Why?  Because UKIPers are not really for anyone except themselves.  Their agenda is to reduce their own expenditure - they will pay less tax under their regime, unhealthy, disabled babies will not be born to be a burden on the state, the small businessmen will not have to subsidise the feckless and weak who get ill, or manage to have accidents, and this will mean more money for them.

This whole Poujardiste agenda is actually half-concealed, while they use people's ignorance and anxiety about "them" - whether these are Eastern European gypsies, or famine dodging Sudanese, to attract attention and support. The EU is composed of foreigners, so they can't care about us, so they must be screwing us in some way.  Foreigners wish to come here to work - how very dare they?!  Who would have thought people were so frightened about schools being full, about having to wait a little longer for a doctor?  Whatever happened to British pluck?  We are now such a nation of snivelling ninnies apparently, that we will tolerate suffering people being refused asylum, rather than have to spend an extra 30 minutes in an NHS waiting room.

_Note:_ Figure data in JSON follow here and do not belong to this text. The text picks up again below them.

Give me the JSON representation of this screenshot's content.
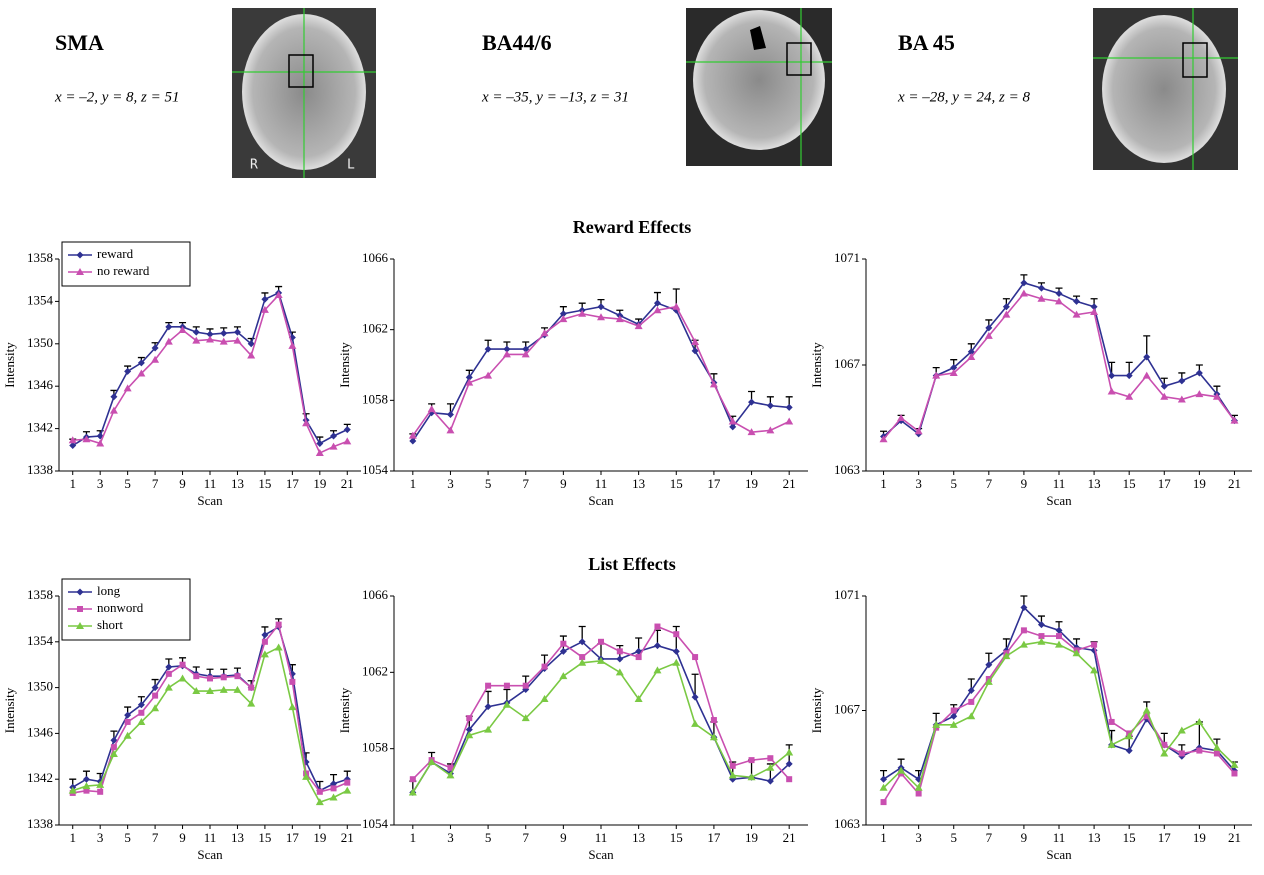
{
  "regions": [
    {
      "label": "SMA",
      "coords": "x = –2, y = 8, z = 51",
      "image_labels": [
        "R",
        "L"
      ]
    },
    {
      "label": "BA44/6",
      "coords": "x = –35, y = –13, z = 31"
    },
    {
      "label": "BA 45",
      "coords": "x = –28, y = 24, z = 8"
    }
  ],
  "chart_data": [
    {
      "type": "line",
      "xlabel": "Scan",
      "ylabel": "Intensity",
      "legend": "upper left",
      "x": [
        1,
        2,
        3,
        4,
        5,
        6,
        7,
        8,
        9,
        10,
        11,
        12,
        13,
        14,
        15,
        16,
        17,
        18,
        19,
        20,
        21
      ],
      "xlim": [
        0,
        22
      ],
      "xticks": [
        1,
        3,
        5,
        7,
        9,
        11,
        13,
        15,
        17,
        19,
        21
      ],
      "ylim": [
        1338,
        1358
      ],
      "yticks": [
        1338,
        1342,
        1346,
        1350,
        1354,
        1358
      ],
      "series": [
        {
          "name": "reward",
          "color": "#2e3192",
          "marker": "diamond",
          "values": [
            1340.4,
            1341.2,
            1341.3,
            1345.0,
            1347.4,
            1348.2,
            1349.6,
            1351.6,
            1351.6,
            1351.1,
            1350.9,
            1351.0,
            1351.1,
            1350.0,
            1354.2,
            1354.8,
            1350.6,
            1342.8,
            1340.6,
            1341.3,
            1341.9
          ],
          "errors": [
            0.6,
            0.5,
            0.5,
            0.6,
            0.5,
            0.5,
            0.5,
            0.4,
            0.4,
            0.5,
            0.5,
            0.5,
            0.5,
            0.5,
            0.6,
            0.6,
            0.5,
            0.6,
            0.6,
            0.5,
            0.5
          ]
        },
        {
          "name": "no reward",
          "color": "#c94fb0",
          "marker": "triangle",
          "values": [
            1340.9,
            1341.0,
            1340.6,
            1343.7,
            1345.8,
            1347.2,
            1348.5,
            1350.2,
            1351.3,
            1350.3,
            1350.4,
            1350.2,
            1350.3,
            1348.9,
            1353.2,
            1354.6,
            1349.8,
            1342.5,
            1339.7,
            1340.3,
            1340.8
          ]
        }
      ]
    },
    {
      "type": "line",
      "title": "Reward Effects",
      "xlabel": "Scan",
      "ylabel": "Intensity",
      "x": [
        1,
        2,
        3,
        4,
        5,
        6,
        7,
        8,
        9,
        10,
        11,
        12,
        13,
        14,
        15,
        16,
        17,
        18,
        19,
        20,
        21
      ],
      "xlim": [
        0,
        22
      ],
      "xticks": [
        1,
        3,
        5,
        7,
        9,
        11,
        13,
        15,
        17,
        19,
        21
      ],
      "ylim": [
        1054,
        1066
      ],
      "yticks": [
        1054,
        1058,
        1062,
        1066
      ],
      "series": [
        {
          "color": "#2e3192",
          "marker": "diamond",
          "values": [
            1055.7,
            1057.3,
            1057.2,
            1059.3,
            1060.9,
            1060.9,
            1060.9,
            1061.7,
            1062.9,
            1063.1,
            1063.3,
            1062.8,
            1062.3,
            1063.5,
            1063.1,
            1060.8,
            1059.0,
            1056.5,
            1057.9,
            1057.7,
            1057.6
          ],
          "errors": [
            0.4,
            0.5,
            0.6,
            0.4,
            0.5,
            0.4,
            0.4,
            0.4,
            0.4,
            0.4,
            0.4,
            0.3,
            0.3,
            0.6,
            1.2,
            0.6,
            0.5,
            0.6,
            0.6,
            0.5,
            0.6
          ]
        },
        {
          "color": "#c94fb0",
          "marker": "triangle",
          "values": [
            1056.0,
            1057.5,
            1056.3,
            1059.0,
            1059.4,
            1060.6,
            1060.6,
            1061.8,
            1062.6,
            1062.9,
            1062.7,
            1062.6,
            1062.2,
            1063.1,
            1063.3,
            1061.3,
            1058.9,
            1056.8,
            1056.2,
            1056.3,
            1056.8
          ]
        }
      ]
    },
    {
      "type": "line",
      "xlabel": "Scan",
      "ylabel": "Intensity",
      "x": [
        1,
        2,
        3,
        4,
        5,
        6,
        7,
        8,
        9,
        10,
        11,
        12,
        13,
        14,
        15,
        16,
        17,
        18,
        19,
        20,
        21
      ],
      "xlim": [
        0,
        22
      ],
      "xticks": [
        1,
        3,
        5,
        7,
        9,
        11,
        13,
        15,
        17,
        19,
        21
      ],
      "ylim": [
        1063,
        1071
      ],
      "yticks": [
        1063,
        1067,
        1071
      ],
      "series": [
        {
          "color": "#2e3192",
          "marker": "diamond",
          "values": [
            1064.3,
            1064.9,
            1064.4,
            1066.6,
            1066.9,
            1067.5,
            1068.4,
            1069.2,
            1070.1,
            1069.9,
            1069.7,
            1069.4,
            1069.2,
            1066.6,
            1066.6,
            1067.3,
            1066.2,
            1066.4,
            1066.7,
            1065.9,
            1064.9
          ],
          "errors": [
            0.2,
            0.2,
            0.2,
            0.3,
            0.3,
            0.3,
            0.3,
            0.3,
            0.3,
            0.2,
            0.2,
            0.2,
            0.3,
            0.5,
            0.5,
            0.8,
            0.3,
            0.3,
            0.3,
            0.3,
            0.2
          ]
        },
        {
          "color": "#c94fb0",
          "marker": "triangle",
          "values": [
            1064.2,
            1065.0,
            1064.5,
            1066.6,
            1066.7,
            1067.3,
            1068.1,
            1068.9,
            1069.7,
            1069.5,
            1069.4,
            1068.9,
            1069.0,
            1066.0,
            1065.8,
            1066.6,
            1065.8,
            1065.7,
            1065.9,
            1065.8,
            1064.9
          ]
        }
      ]
    },
    {
      "type": "line",
      "xlabel": "Scan",
      "ylabel": "Intensity",
      "legend": "upper left",
      "x": [
        1,
        2,
        3,
        4,
        5,
        6,
        7,
        8,
        9,
        10,
        11,
        12,
        13,
        14,
        15,
        16,
        17,
        18,
        19,
        20,
        21
      ],
      "xlim": [
        0,
        22
      ],
      "xticks": [
        1,
        3,
        5,
        7,
        9,
        11,
        13,
        15,
        17,
        19,
        21
      ],
      "ylim": [
        1338,
        1358
      ],
      "yticks": [
        1338,
        1342,
        1346,
        1350,
        1354,
        1358
      ],
      "series": [
        {
          "name": "long",
          "color": "#2e3192",
          "marker": "diamond",
          "values": [
            1341.3,
            1342.0,
            1341.8,
            1345.4,
            1347.6,
            1348.5,
            1350.0,
            1351.8,
            1351.9,
            1351.2,
            1351.0,
            1351.0,
            1351.1,
            1350.0,
            1354.6,
            1355.3,
            1351.2,
            1343.5,
            1341.0,
            1341.6,
            1342.0
          ],
          "errors": [
            0.7,
            0.7,
            0.7,
            0.8,
            0.7,
            0.7,
            0.7,
            0.7,
            0.7,
            0.6,
            0.6,
            0.6,
            0.6,
            0.6,
            0.7,
            0.7,
            0.8,
            0.8,
            0.8,
            0.8,
            0.7
          ]
        },
        {
          "name": "nonword",
          "color": "#c94fb0",
          "marker": "square",
          "values": [
            1340.8,
            1341.0,
            1340.9,
            1344.8,
            1347.0,
            1347.8,
            1349.3,
            1351.2,
            1352.0,
            1351.0,
            1350.8,
            1350.9,
            1351.0,
            1350.0,
            1354.0,
            1355.5,
            1350.5,
            1342.5,
            1340.9,
            1341.2,
            1341.7
          ]
        },
        {
          "name": "short",
          "color": "#7ac943",
          "marker": "triangle",
          "values": [
            1341.0,
            1341.4,
            1341.5,
            1344.2,
            1345.8,
            1347.0,
            1348.2,
            1350.0,
            1350.8,
            1349.7,
            1349.7,
            1349.8,
            1349.8,
            1348.6,
            1352.9,
            1353.5,
            1348.3,
            1342.2,
            1340.0,
            1340.4,
            1341.0
          ]
        }
      ]
    },
    {
      "type": "line",
      "title": "List Effects",
      "xlabel": "Scan",
      "ylabel": "Intensity",
      "x": [
        1,
        2,
        3,
        4,
        5,
        6,
        7,
        8,
        9,
        10,
        11,
        12,
        13,
        14,
        15,
        16,
        17,
        18,
        19,
        20,
        21
      ],
      "xlim": [
        0,
        22
      ],
      "xticks": [
        1,
        3,
        5,
        7,
        9,
        11,
        13,
        15,
        17,
        19,
        21
      ],
      "ylim": [
        1054,
        1066
      ],
      "yticks": [
        1054,
        1058,
        1062,
        1066
      ],
      "series": [
        {
          "color": "#2e3192",
          "marker": "diamond",
          "values": [
            1055.7,
            1057.3,
            1056.7,
            1059.0,
            1060.2,
            1060.4,
            1061.1,
            1062.2,
            1063.1,
            1063.6,
            1062.7,
            1062.7,
            1063.1,
            1063.4,
            1063.1,
            1060.7,
            1058.6,
            1056.4,
            1056.5,
            1056.3,
            1057.2
          ],
          "errors": [
            0.6,
            0.5,
            0.5,
            0.7,
            0.8,
            0.7,
            0.7,
            0.7,
            0.8,
            0.8,
            0.8,
            0.7,
            0.7,
            0.8,
            1.3,
            1.2,
            0.8,
            0.9,
            0.9,
            0.9,
            1.0
          ]
        },
        {
          "color": "#c94fb0",
          "marker": "square",
          "values": [
            1056.4,
            1057.4,
            1057.0,
            1059.6,
            1061.3,
            1061.3,
            1061.3,
            1062.3,
            1063.5,
            1062.8,
            1063.6,
            1063.1,
            1062.8,
            1064.4,
            1064.0,
            1062.8,
            1059.5,
            1057.1,
            1057.4,
            1057.5,
            1056.4
          ]
        },
        {
          "color": "#7ac943",
          "marker": "triangle",
          "values": [
            1055.7,
            1057.3,
            1056.6,
            1058.7,
            1059.0,
            1060.3,
            1059.6,
            1060.6,
            1061.8,
            1062.5,
            1062.6,
            1062.0,
            1060.6,
            1062.1,
            1062.5,
            1059.3,
            1058.6,
            1056.6,
            1056.5,
            1057.0,
            1057.8
          ]
        }
      ]
    },
    {
      "type": "line",
      "xlabel": "Scan",
      "ylabel": "Intensity",
      "x": [
        1,
        2,
        3,
        4,
        5,
        6,
        7,
        8,
        9,
        10,
        11,
        12,
        13,
        14,
        15,
        16,
        17,
        18,
        19,
        20,
        21
      ],
      "xlim": [
        0,
        22
      ],
      "xticks": [
        1,
        3,
        5,
        7,
        9,
        11,
        13,
        15,
        17,
        19,
        21
      ],
      "ylim": [
        1063,
        1071
      ],
      "yticks": [
        1063,
        1067,
        1071
      ],
      "series": [
        {
          "color": "#2e3192",
          "marker": "diamond",
          "values": [
            1064.6,
            1065.0,
            1064.6,
            1066.5,
            1066.8,
            1067.7,
            1068.6,
            1069.1,
            1070.6,
            1070.0,
            1069.8,
            1069.2,
            1069.1,
            1065.8,
            1065.6,
            1066.7,
            1065.8,
            1065.4,
            1065.7,
            1065.6,
            1064.9
          ],
          "errors": [
            0.3,
            0.3,
            0.3,
            0.4,
            0.4,
            0.4,
            0.4,
            0.4,
            0.4,
            0.3,
            0.3,
            0.3,
            0.3,
            0.5,
            0.5,
            0.6,
            0.4,
            0.4,
            0.9,
            0.4,
            0.3
          ]
        },
        {
          "color": "#c94fb0",
          "marker": "square",
          "values": [
            1063.8,
            1064.8,
            1064.1,
            1066.4,
            1067.0,
            1067.3,
            1068.1,
            1069.0,
            1069.8,
            1069.6,
            1069.6,
            1069.1,
            1069.3,
            1066.6,
            1066.2,
            1066.8,
            1065.8,
            1065.5,
            1065.6,
            1065.5,
            1064.8
          ]
        },
        {
          "color": "#7ac943",
          "marker": "triangle",
          "values": [
            1064.3,
            1064.9,
            1064.3,
            1066.5,
            1066.5,
            1066.8,
            1068.0,
            1068.9,
            1069.3,
            1069.4,
            1069.3,
            1069.0,
            1068.4,
            1065.8,
            1066.1,
            1067.0,
            1065.5,
            1066.3,
            1066.6,
            1065.7,
            1065.1
          ]
        }
      ]
    }
  ]
}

UKIP shamefully like to try and use Christianity too - not because they are Christians, but to highlight the fact that they are not Muslims.  When Jesus said "who is my brother?" he meant everyone was, not just a few special people who were his siblings.  But if you ask Nigel and his chums "who is your brother?" their answer would probably be "Fuck 'em, I'm an only child."   Who was it who said the only true interest is self-interest?  The trouble with UKIPers is, they don't really have any other interests.